Ksenija Sidorova came to London to study the accordion at the Royal Academy of Music from Latvia. She showed immediately that she was going to be a force to be reckoned with. She did very well there, staying on to do a post-graduate diploma, winning many major prizes and going on to play with top artists in the world of classical music including Nicola Benedetti, Thomas Gould and Milos Karadaglic to name but a few. I meet with Ksenija one morning, in the middle of her busy schedule, in a cafè in St. John’s Wood, London.
Ksenija, wow! What a busy time you have had! I must admit that the first time I met you at the Royal Academy, I think you were eighteen years old…
… Sixteen…
… sixteen! My goodness! No. Well you didn’t look it and you didn’t play like it either!…well I knew right away that you would be one of the accordionists that would enjoy a high profile career the likes of which have probably never before been witnessed in the UK by a British-based accordionist. Did you think it would be like this?
Thank you so much for your nice words but actually I didn’t think it would be like this. I had a wish of where I would like to get to or maybe my little aims but I worked towards it. If I had been thinking that I was already there nothing would have happened I’m sure.
But it was definitely what you aimed for…
Yes, and there is still so much work to be done. (She laughs).
So what made you want to study in London…what does the accordion department of the Royal Academy of Music and more generally London the city, offer a young accordion student like you were when you came here?
Well it was a successful accident of coming to London really because at the time I was lost and I really didn’t know where I wanted to study.

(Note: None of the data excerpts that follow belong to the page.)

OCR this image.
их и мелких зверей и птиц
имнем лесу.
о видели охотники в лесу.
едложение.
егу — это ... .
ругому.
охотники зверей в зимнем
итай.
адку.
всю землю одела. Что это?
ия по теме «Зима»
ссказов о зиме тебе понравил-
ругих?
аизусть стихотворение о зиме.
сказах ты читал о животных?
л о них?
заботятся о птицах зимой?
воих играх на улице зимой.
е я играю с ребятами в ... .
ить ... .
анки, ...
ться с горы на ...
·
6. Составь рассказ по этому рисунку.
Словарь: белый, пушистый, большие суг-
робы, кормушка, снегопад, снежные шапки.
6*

It might have been Russia because accordion music there is an old fact, but the fees would have been high because even though I am Russian by blood I’m considered a foreigner by passport, which is a problem. Somebody, one of my friends gave a demo disc to Owen Murray which I made when I was sixteen and he emailed me back and said I could come to play at the Academy which I thought might have been an invitation to a master class, so I arrived with my mum and it turned out to be an exam, so this is where the accident happened. My language skills were ok, I could write an essay and my musical skills, solfeggio or rather my aural skills were ok too so I went into the exam and you know when you are under stress you can do nothing else but give your best of what you know at the time. Then I received this letter of invitation from the Academy which I didn’t take seriously at first so I double-checked everything and it was true. So my parents started to save up money for me to go and despite all these extra problems nevertheless it happened and I think London is a great place for any instrumentalist. For accordion its fantastic because there is a little niche which needs a lot more people to work in it because as you know everyone is busy and everyone has, thank God, concerts and something to do, so I think all Owen’s students, past, present and future will enjoy a full schedule of fun events and not only fun, but difficult things too. So it’s a challenge and I took this challenge with great joy. At home I couldn’t really grow in the Contemporary music field for example which was weaker so I’m glad I did it. The decision to send me here was taken by my parents. Now I consider London as my home.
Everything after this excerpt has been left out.